What's more, according to Aaron Mehta, director of energy information at FS Energy, the energy management partner of the management firm Cooper Square Realty, buildings that receive low scores and then do nothing are courting trouble. The low-scored buildings in the FS Energy portfolio, he notes, "are using eight percent more energy to heat and cool their building [than] in the prior year. Their energy efficiency decreased, their equipment aged and their energy performance got worse."

"I think the benchmarking legislation is a great way of getting the conversation started about how we can make our buildings in New York City more energy-efficient," says Jeffrey Perlman, president of Bright Power. "That one number is a reasonable way of saying which of the buildings are the most efficient and which are the least efficient. You know, a little bit of a shaming will happen when people say, ‘Oh my God, I have one of the worst buildings. I'd better fix it.' But at the same time, in order to take this to the next level and really do something actionable – and use this data to find out where the opportunities lie — you need a more sophisticated system that breaks out the data in more robust ways."

"If a board actually cares about energy, and does something, they are seeing from 20 to 25 percent improvement in efficiency and reduced costs," says Mehta, who points to two major items that can boost energy efficiency: making sure that building systems are operating properly and the type of fuel used. "Fuel change [such as going from oil to gas] doesn't in and of itself improve your score, but when projects like that are done, other systems are improved," he says.

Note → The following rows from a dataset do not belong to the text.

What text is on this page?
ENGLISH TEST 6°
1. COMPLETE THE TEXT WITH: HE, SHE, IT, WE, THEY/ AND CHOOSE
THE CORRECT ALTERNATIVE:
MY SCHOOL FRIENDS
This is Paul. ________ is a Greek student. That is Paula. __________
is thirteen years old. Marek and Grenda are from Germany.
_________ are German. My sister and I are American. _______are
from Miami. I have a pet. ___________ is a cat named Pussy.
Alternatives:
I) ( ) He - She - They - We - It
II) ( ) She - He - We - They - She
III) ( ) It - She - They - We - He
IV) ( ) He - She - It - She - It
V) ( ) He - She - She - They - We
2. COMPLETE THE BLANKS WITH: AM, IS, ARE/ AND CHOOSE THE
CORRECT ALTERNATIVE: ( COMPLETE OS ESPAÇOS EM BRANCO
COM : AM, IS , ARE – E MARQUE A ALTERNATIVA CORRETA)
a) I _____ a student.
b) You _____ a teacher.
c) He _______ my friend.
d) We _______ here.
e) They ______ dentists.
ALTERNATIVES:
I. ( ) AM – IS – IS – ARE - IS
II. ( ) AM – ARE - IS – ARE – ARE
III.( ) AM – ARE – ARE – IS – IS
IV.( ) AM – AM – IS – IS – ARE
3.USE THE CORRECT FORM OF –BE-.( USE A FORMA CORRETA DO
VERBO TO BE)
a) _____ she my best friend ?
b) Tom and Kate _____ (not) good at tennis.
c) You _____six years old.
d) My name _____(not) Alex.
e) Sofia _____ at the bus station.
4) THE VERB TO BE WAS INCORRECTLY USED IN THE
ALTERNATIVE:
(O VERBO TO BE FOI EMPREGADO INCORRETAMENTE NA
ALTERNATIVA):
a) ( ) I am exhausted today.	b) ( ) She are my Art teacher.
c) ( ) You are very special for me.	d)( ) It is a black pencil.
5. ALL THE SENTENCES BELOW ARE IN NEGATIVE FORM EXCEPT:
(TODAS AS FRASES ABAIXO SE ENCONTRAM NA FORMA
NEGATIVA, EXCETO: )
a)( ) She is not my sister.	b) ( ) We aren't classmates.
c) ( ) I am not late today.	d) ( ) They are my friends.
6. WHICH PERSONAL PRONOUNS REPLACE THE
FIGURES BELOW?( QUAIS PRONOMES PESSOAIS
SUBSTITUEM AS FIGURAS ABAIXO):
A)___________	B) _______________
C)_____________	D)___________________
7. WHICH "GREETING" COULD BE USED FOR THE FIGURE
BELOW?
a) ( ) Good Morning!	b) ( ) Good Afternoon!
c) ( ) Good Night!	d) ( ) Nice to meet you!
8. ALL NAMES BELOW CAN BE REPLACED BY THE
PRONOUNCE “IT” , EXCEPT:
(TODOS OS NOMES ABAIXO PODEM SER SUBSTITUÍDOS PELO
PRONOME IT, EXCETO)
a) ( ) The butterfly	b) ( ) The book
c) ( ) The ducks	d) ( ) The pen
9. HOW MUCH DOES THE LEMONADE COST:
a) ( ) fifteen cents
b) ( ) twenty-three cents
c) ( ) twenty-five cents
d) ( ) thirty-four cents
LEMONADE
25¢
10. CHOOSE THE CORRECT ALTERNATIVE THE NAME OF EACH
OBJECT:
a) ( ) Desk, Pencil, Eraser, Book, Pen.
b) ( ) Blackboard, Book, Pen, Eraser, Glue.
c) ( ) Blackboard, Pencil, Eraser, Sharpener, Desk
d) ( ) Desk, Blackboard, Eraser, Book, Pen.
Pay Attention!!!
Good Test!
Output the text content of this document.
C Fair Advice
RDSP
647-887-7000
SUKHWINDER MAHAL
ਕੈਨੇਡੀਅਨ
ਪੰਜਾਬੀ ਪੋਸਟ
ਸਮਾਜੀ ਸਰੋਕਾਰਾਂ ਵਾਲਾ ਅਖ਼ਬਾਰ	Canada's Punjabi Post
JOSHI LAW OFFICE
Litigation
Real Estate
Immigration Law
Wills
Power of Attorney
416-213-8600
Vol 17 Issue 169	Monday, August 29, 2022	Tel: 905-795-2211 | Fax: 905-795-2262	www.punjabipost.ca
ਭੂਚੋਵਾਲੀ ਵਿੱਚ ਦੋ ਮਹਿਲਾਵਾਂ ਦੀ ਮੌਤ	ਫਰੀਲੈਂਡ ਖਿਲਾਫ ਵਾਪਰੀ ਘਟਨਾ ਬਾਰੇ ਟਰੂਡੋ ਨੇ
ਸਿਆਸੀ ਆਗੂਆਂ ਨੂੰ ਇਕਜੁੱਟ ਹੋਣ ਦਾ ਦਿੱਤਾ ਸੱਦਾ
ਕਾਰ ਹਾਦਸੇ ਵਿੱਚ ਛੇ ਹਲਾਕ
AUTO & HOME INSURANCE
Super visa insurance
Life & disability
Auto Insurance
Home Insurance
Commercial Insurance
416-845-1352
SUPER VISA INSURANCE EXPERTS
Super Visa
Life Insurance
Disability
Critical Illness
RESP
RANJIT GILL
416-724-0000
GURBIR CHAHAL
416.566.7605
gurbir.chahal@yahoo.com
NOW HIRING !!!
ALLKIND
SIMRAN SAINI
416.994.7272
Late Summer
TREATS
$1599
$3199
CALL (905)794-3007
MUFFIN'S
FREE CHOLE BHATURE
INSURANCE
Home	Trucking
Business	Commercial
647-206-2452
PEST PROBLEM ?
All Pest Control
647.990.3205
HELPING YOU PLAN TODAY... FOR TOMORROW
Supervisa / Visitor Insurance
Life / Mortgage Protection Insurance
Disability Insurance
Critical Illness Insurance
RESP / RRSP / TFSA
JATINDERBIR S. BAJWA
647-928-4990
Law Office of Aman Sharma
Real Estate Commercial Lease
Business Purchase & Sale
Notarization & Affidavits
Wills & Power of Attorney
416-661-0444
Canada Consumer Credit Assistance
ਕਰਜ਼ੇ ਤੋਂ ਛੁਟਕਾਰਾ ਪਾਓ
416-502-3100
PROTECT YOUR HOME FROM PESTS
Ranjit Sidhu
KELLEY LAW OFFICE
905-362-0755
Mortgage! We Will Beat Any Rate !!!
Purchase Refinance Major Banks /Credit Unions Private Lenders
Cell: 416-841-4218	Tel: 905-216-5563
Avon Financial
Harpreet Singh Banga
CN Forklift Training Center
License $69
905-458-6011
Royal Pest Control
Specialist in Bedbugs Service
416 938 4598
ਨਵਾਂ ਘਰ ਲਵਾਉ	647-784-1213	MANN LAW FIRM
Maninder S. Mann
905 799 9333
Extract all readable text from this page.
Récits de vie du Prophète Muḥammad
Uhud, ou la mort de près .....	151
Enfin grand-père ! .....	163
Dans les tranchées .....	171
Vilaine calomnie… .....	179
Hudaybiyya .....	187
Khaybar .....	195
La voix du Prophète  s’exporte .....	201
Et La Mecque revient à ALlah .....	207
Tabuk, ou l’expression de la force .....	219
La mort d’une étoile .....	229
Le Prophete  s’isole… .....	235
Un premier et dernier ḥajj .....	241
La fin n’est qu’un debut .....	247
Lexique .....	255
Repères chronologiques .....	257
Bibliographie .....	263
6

B-B-B-BERG BERG BERG ... BERG is the Word

One of the difficulties in improving your benchmarking score is that you don't have much control over how individual residents use electricity. The score you receive from the city — and that will become public next year — includes resident use. Some consultants have recognized this and provide buildings with several scores.

FS Energy, for instance, developed the Building Energy Rating Guide (commonly called the BERG score), which is calculated only on the common areas. Bright Power provides a scorecard with multiple numbers on it, so you can focus on the number that makes sense for your situation. Each benchmarking consultant has his or her own way of providing numbers, but everyone agrees that what you see needs to be actionable.

"I view LL 84 as a real opportunity for the energy-efficiency industry to prove itself.  The government has given us a mandate and done a really good job of promoting it, and getting good compliance, and now it's up to my industry to prove the value of this," says Perlman. "If there are people who are not doing a good job of gathering high-quality data — so that it just becomes a tax or a burden — then we need to get those people out of the market. Because it's not valuable for people to just report a bunch of crappy data. It just muddies everything."